By Michael Babad, The Globe and Mail September 17, 2013 Rosenberg on real estate Like many other economists, David Rosenberg wonders today what happened to a housing bust some observers had predicted.
“As if to purposely defy the Canadian economy, banking and loonie bears, home resale activity rose 2.8 per cent sequentially in August and over 11 per cent on a year-over-year basis,” the chief economist at Gluskin Sheff + Associates said in a research note today.
He was referring to August sales numbers released yesterday by the Canadian Real Estate Association, which, as The Globe and Mail’s Tara Perkins reports, showed a rebound from a government-induced slump a year earlier.
That’s when Finance Minister Jim Flaherty tightened mortgage rules to cool down the market and head off a bubble.
Now, homebuyers appear to be rushing to beat higher mortgage rates, boosting home sales across the country.
“The national sales/listing ratio moved up to 54.6 from 51 in July, reflecting a tighter balance to the housing market, and, as such, prices rose 8.1 per cent on a year-over-year basis, the fastest pace in over two years,” Mr. Rosenberg said.
“So much for the housing bust.”
Mr. Rosenberg is not alone.
Chief economist Douglas Porter of BMO Nesbitt Burns, for example, noted that house prices keep “quietly churning” forward, though last month’s national average was skewed by the country’s most expensive cities.

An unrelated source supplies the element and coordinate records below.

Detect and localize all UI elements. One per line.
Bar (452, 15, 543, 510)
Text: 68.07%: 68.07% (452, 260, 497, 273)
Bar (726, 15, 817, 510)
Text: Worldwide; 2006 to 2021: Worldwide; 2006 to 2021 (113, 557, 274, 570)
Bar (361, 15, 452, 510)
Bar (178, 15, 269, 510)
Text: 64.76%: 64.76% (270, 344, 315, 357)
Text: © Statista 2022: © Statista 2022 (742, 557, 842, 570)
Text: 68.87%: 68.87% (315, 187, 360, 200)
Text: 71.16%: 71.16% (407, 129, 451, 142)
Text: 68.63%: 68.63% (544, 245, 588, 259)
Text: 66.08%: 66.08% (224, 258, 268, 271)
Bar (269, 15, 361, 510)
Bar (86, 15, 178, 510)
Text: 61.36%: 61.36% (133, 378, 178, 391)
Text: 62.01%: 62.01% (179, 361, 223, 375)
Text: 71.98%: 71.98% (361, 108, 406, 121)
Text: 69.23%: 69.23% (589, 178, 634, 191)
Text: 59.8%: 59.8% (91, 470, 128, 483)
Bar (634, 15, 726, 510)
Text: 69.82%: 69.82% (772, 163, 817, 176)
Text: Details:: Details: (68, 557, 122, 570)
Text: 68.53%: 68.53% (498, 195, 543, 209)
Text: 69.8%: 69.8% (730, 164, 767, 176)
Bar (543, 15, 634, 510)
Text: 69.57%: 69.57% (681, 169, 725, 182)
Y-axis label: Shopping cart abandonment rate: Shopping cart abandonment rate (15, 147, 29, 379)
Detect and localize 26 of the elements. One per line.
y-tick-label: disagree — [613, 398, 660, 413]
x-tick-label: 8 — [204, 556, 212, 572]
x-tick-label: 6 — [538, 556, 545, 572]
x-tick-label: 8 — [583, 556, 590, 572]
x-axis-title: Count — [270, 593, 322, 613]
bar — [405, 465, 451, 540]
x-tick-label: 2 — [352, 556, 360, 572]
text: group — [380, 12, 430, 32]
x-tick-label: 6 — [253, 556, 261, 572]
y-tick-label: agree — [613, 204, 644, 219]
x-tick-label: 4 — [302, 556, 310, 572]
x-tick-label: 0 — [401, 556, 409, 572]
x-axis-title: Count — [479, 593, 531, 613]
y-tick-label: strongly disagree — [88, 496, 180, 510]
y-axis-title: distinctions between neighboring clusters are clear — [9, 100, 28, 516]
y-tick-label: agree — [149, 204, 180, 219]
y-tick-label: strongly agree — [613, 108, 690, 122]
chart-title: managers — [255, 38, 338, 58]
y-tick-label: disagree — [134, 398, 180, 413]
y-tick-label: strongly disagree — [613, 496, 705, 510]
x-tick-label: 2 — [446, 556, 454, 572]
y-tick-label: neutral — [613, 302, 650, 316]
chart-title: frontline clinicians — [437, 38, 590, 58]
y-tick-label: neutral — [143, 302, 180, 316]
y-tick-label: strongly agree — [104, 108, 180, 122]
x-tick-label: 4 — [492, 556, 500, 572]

“Suffice it to say that next to no one predicted a big mid-year bounce in home sales at the start of 2013, when calls for Canadian housing market calamity were all the rage,” he said after yesterday’s numbers were released.
“Contrary to the Greek chorus of woe, sales are now above their 10-year average in seasonally adjusted terms,” he added.
“And, the year-ago comparisons will remain quite easy for the next eight months, so settle in for a spell of potentially solid year-over-year figures even if sales do simmer down notably in coming months.”
Most economists don’t fear a burst bubble.
Diana Petramala of Toronto-Dominion bank noted that sales remain 11 per cent below the 2009 peak, and that increases in longer-term mortgage rates will probably “keep housing demand in check.”